Now here's the real kicker - the husband can claim a spousal benefit based solely on the wife's SS payment and the wife's work record without claiming SS based on his own work record and still allowing the SS benefit based on his own work record to keep growing at 8%/year.

Finally, once the couple has reached age 70, then they can just start claiming on the husband's work record and he wife can claim a spousal benefit based on the husband's work record.

Here's a hypothetical example.  If the husband and wife claimed a SS benefit and spousal benefit based on the husband's work record, they might be entitled to $1800/month for the husband and $900/month (half) as a spousal benefit.  However, they don't want to claim based on the husband's record because they want their benefit to keep going up.  However, the couple may be entitled to a benefit based on the wife's working record - here the wife is the primary claimer and the husband claims the "spousal" benefit.  Assuming the typical case where the wife has some employment, but not as much as the husband, this might result in a monthly benefit of $600 to the wife and $300 to the husband.  In short, the husband and wife may be able to get $900/month without disturbing their long-term plan.

Why don't more people do this?  Well, it is not well-published and dealing with the SS administration can be very opaque.  Second, the couple is usually focused on the husband's benefit and ignore the wife's.  Third, older lawyers often have some degree of sexism - they rarely think of themselves as the "spouse" - their ears seem to just translate that to "wife" automatically.  Consequently, even if their wife is claiming the benefit in her own name, the husband is typically not claiming the "spousal" benefit that he is entitled to.

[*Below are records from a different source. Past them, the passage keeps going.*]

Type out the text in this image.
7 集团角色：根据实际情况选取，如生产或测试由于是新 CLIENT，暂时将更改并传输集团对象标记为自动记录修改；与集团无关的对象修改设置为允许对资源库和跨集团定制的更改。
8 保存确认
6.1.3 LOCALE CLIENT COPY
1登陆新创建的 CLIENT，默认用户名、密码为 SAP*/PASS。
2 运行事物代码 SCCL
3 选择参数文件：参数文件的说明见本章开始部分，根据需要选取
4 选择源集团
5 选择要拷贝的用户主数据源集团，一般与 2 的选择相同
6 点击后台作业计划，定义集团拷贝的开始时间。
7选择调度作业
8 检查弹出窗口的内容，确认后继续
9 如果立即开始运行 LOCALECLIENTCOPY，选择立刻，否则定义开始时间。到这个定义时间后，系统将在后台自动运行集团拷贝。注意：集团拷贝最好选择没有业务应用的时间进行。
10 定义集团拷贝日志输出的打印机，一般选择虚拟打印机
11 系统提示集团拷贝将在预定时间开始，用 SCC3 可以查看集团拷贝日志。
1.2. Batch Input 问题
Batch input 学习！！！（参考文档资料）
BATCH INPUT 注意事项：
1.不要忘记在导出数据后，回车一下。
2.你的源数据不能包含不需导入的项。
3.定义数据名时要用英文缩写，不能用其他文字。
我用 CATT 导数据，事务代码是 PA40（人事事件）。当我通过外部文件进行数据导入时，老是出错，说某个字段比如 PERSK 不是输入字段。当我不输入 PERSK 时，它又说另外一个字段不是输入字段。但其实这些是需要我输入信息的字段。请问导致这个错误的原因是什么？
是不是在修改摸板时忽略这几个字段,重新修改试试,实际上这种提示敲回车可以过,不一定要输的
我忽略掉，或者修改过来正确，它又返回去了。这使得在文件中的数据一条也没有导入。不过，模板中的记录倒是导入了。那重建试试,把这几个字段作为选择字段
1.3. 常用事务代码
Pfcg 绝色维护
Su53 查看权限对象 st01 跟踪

Bottom line - Let the senior counsel you care about know that they might be able to pick up some money this way.  They usually have plenty of expenses with grandkids and saving for retirement and are usually eager to have any help that they can get.  Also, it's their money, right?  They have been paying in to this system for 50 years - time they got back what they system lets them have.

Second, the lawyer can claim and suspend SS benefits so that his wife can received a spousal benefit (half his benefit), but the lawyer's total SS benefit keeps growing because he is not claimining SS for himself.  Obviously, the lawyer and his wife should compare the financial impact of this second strategy with the first strategy and see which one is better for them.

Finally, the lawyer could decide to claim the full benefit at early retirment age (62), and put the benefit in an interest-bearing account like a CD instead of spending it.  If the lawyer later pays back to SS all of the benefits received, then the lawyer's SS benefit may be recalculated and the interest earned on the SS benefits is theirs to keep.

For example, assume that the lawyer starts getting benefits of $1000/month at age 62.  They want to take the benefits early because they are not sure how long they will live - the benefit payment will stop with their death, but any benefits they have already been paid go to their heirs.  The lawyer puts all the payments in an interest bearing account and after 8 years has almost $100K of benefits in the account and has earned several thousand dollars of interest over the years.  At age 70, the lawyer pays back the payments - without interest - to SS.  The interest that the lawyer earned is his to keep.

Now SS recalculates the lawyer's benefit level as if the lawyer was first claiming benefits at age 70.  If you assume that each year past 62 gives him about an 8% increase in benefit, that means that the lawyer's newly calculated benefit is going to be 64% higher than it was.

In summary, here are a couple of strategies that are not well known and may be of use to senior counsel.  Why not tell senior counsel about these strategies so that they can be all impressed with you?